Known as the greatest club competition the world over before the inception of the Champions League, and still seen by many as the leading domestic competition, the FA Cup holds wonder and a storied past that other competitions just do not have. Famous for its ability to throw up a seismic shock to the system and its yearly giant killing, the Football Association Challenge Cup is encapsulated as the pinnacle of many players playing career.
The FA Cup, created in 1871, is the oldest domestic cup competition in world football, something that adds to its revered and cherished reputation. Founded by the English FA as a cup for entrants all through the league system, the FA Cup quickly became the famed prize it is today.
The growth of the game in England has seen the cup become something of a wonderful afterthought during a hectic and gruelling season. During the earlier stages, the FA Cup has been known to accommodate giant-killings and memories that last a lifetime. Yet for every David that beats a Goliath, there are murmurings of weakened teams and managers not taking the cup seriously.
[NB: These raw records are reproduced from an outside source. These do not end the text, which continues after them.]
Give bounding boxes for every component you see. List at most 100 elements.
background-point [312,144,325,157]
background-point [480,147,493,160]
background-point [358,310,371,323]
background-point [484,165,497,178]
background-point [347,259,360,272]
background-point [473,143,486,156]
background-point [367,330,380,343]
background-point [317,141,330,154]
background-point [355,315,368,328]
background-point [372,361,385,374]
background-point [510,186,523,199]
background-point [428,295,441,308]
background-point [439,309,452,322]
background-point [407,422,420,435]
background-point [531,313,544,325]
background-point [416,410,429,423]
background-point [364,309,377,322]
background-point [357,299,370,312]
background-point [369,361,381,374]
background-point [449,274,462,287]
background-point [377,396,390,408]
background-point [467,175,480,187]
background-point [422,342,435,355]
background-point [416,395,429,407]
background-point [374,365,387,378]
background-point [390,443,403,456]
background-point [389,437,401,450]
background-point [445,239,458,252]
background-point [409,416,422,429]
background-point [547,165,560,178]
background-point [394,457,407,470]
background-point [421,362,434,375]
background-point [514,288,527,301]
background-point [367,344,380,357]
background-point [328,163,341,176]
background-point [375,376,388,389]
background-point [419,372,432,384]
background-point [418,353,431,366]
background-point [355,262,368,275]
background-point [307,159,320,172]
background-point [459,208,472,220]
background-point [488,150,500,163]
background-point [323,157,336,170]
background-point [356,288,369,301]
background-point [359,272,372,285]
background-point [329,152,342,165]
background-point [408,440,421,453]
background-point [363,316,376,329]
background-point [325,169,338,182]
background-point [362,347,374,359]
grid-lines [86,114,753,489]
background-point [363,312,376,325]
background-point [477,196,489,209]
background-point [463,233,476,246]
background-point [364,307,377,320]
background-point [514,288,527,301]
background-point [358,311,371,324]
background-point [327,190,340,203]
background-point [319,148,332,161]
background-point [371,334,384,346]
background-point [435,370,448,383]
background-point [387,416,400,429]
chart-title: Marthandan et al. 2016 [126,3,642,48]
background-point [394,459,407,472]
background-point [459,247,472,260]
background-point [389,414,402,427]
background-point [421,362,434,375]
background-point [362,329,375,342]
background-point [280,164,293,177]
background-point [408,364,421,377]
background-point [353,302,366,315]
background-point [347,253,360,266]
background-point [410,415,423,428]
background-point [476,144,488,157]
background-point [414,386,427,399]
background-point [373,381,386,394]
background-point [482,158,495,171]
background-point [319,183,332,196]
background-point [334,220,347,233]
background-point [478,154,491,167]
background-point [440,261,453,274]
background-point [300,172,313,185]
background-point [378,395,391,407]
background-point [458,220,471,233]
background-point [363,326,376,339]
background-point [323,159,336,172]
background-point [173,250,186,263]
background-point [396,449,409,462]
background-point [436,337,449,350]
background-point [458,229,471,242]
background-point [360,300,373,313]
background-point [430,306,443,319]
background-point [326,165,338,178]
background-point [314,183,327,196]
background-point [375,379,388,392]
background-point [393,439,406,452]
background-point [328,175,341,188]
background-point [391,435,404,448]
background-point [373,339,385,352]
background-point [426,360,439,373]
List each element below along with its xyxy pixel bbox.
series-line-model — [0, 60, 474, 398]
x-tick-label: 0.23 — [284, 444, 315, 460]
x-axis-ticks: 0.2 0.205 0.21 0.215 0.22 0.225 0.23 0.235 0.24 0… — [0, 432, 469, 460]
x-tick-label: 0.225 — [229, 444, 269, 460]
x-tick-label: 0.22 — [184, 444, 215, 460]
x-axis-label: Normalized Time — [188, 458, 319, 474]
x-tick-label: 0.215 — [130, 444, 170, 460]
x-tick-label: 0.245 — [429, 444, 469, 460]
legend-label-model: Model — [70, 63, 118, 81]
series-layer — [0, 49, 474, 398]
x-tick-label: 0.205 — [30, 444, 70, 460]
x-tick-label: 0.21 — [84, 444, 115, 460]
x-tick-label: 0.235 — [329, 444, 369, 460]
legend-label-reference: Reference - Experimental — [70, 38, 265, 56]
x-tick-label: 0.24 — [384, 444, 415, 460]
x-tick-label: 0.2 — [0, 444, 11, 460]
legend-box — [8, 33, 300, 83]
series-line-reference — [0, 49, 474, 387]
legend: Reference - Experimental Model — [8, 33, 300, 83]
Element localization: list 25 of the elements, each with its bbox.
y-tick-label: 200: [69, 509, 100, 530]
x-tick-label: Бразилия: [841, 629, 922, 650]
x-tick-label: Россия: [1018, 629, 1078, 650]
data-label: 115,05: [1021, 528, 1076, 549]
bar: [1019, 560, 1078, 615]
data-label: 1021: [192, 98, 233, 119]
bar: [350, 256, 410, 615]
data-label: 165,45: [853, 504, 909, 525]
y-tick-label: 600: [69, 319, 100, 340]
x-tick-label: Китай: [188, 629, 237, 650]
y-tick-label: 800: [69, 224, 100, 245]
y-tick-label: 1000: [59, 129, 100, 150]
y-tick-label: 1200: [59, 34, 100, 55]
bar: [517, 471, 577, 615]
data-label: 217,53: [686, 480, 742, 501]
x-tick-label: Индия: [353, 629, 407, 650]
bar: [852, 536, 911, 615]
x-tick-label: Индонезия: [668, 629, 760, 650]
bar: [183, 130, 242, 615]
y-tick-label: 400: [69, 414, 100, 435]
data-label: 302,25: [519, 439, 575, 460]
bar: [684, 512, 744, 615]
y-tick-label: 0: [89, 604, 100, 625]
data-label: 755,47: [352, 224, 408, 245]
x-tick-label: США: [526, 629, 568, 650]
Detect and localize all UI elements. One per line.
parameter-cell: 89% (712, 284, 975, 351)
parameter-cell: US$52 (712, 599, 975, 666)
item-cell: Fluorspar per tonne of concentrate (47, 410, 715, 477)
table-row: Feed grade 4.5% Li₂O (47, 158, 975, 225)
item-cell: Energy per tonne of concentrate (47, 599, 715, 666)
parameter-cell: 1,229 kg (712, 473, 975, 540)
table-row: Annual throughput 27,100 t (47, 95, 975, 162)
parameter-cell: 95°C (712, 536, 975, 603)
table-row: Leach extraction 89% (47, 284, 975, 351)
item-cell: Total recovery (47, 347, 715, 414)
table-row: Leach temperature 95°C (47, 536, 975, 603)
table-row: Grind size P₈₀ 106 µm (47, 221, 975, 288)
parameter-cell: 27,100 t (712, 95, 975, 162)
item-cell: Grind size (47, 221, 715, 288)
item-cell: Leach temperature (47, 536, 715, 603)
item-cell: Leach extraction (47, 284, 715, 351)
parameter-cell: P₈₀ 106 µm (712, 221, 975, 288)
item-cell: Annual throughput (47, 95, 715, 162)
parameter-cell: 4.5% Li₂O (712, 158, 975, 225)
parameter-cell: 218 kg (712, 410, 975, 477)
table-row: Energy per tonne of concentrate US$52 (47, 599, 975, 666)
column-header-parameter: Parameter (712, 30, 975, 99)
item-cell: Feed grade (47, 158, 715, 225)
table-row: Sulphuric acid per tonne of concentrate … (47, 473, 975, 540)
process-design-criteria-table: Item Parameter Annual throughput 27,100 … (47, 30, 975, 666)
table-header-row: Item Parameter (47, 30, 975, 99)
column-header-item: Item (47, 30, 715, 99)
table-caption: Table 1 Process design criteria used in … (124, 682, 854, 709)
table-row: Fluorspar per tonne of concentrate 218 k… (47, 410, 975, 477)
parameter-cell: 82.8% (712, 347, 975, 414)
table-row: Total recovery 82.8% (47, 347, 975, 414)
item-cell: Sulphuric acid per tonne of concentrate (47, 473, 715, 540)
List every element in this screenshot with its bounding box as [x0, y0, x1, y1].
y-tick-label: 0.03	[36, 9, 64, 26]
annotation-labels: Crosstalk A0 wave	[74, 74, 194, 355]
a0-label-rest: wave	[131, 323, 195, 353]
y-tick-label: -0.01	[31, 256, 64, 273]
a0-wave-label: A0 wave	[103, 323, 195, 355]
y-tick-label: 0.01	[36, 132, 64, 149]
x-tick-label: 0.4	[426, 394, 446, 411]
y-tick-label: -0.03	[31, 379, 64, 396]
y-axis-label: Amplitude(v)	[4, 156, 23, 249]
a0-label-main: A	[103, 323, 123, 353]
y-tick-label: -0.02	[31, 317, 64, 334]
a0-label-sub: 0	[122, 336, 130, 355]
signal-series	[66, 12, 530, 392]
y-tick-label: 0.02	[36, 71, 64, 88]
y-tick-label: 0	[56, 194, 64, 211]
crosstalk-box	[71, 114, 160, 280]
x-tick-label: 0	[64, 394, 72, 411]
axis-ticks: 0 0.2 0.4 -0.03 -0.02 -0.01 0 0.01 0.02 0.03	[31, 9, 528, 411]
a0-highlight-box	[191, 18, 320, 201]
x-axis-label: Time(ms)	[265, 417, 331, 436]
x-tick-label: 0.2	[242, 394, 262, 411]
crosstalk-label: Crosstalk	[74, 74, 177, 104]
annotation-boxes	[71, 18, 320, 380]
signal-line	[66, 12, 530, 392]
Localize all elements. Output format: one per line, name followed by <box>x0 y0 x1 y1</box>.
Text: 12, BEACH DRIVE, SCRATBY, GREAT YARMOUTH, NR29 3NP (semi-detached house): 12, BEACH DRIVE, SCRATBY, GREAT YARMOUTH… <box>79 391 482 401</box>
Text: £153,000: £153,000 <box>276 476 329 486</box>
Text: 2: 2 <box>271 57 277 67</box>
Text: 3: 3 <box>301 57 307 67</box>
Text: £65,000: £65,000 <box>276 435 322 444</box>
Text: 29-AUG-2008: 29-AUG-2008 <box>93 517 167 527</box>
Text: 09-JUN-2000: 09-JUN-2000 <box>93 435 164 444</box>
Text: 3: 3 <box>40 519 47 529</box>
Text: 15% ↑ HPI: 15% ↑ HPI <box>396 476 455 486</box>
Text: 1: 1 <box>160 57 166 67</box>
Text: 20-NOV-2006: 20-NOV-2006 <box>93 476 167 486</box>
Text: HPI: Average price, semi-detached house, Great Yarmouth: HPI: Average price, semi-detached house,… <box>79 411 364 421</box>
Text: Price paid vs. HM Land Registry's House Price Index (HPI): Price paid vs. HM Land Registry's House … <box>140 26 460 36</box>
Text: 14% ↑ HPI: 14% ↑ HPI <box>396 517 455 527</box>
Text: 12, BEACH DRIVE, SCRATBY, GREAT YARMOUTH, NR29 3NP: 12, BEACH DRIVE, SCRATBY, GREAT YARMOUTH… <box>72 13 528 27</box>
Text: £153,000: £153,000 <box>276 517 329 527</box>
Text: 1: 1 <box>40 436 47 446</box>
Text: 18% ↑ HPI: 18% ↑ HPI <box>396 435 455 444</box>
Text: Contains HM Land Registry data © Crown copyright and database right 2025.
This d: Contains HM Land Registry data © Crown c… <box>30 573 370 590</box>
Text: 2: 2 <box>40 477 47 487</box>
So what is the actual truth in the matter? It is somewhere in between.
The cup started as a way to cook up interest in the national game by a newly founded association making its way in the world of football. A good way to garner interest is to offer a shot at glory of what would become a legendary cup.
The first year of the FA Cup, in 1872, had 15 teams participate initially. With clubs from Scotland make up some of the numbers, too. The teams that reached the final in the first year were Wanderers and Royal Engineers. As is was the early stages of association football, many of the teams we know today just didn’t exist. The method of the play we see today was very different, too.
Engineers, a club from the British Army, were applauded, despite their loss, for their revolutionary way of playing football. Passing the ball and using dribbling less was their way of changing the way football was played. Up until this period, and for some time after, football was seen as a team game in all but methodology. Yet even with their new approach, Engineers lost the game 1-0. The seeds were sewn for the future of English football.
Wanderers participation is not without story either, with their entry to the final based on the fact that Scottish team Queen’s Park were unable to afford the return fee of transport back to London for the second leg of the semi-final. By default, Wanderers went through and become the first winners of the FA Cup.
It is not one story that makes up the FA Cup, but an assortment of achievements, mistakes and triumphs from across the country that allows the minds of fans from all clubs to dream that this year could be their year. One club has won it more than any other. That club is Arsenal.
Arsenal Football Club has won the FA Cup a record 11 times, the last time being a 4-0 drumming of Aston Villa last season, a game that helped them over-take their long standing rivals Manchester United as the club with the most FA Cup wins under their belt. And it was these teams that took part in one of the all-time classic matches.
1999. 14th April. FA Cup semi-final. The two best clubs in the country, Arsenal and Manchester United, are battling it out to win the FA Cup, in a year which saw both teams finish in the top two positions, undeniably the elite of the English game.
Two incredible goals by David Beckham and Dennis Bergkamp saw the tie settled evenly at 1-1. The sending off of Roy Keane, and a late, late penalty miss by Arsenal ended up being the catalyst to probably the best ever goal scored in an FA Cup game.
Arsenal, chasing a goal and a lead to take them to the final, gave the ball away midway into the United half. Ryan Giggs, intercepting the ball with space to run into, weaves and slaloms through the Arsenal defence. Passing defenders with ease, he makes it to the penalty box before unleashing a fierce, unstoppable shot into the roof of the net passed a helpless David Seaman. United, going on to win the famous treble, scored the most famous goal to ever grace the competition.
During 1966, the year most famous for England lifting their first and only World Cup, was also a year for another first. Everton, facing Sheffield Wednesday, found themselves 2-0 down with just over half an hour to go. Clawing the score back to 2-2 through two goals by Mike Trebilcock, the Toffees scored a winner on 74 minutes to become the first club to come back from 2 goals down to win the FA Cup. Sadly this fact is rarely remembered because of the World Cup months later.
The FA Cup hasn’t been without its tragedy, though. At a FA Cup semi-final in 1989, Liverpool faced Nottingham Forest at Hillsborough. Because of poor policing and over-crowded terraces, 96 Liverpool fans lost their life in what is the largest stadium disaster in English history.
The FA Cup of today is seen in a different light to the times of past. Now, the earlier rounds are seen as a way to blood youngsters and help the youth academies grow. It is only when you see bigger teams get to the latter stages that their approach begins to change. The Premier League and the prize money it offers is becoming more of an incentive to clubs than winning a trophy, something that was once seen as the lifeblood of the footballing family.
One thing hasn’t changed, though. When the two teams meet in the final for the FA Cup trophy, all the stories, the past and the early round games will mean little-to-nothing. All that will matter is what happens during the 90 minutes at Wembley. May the best team win.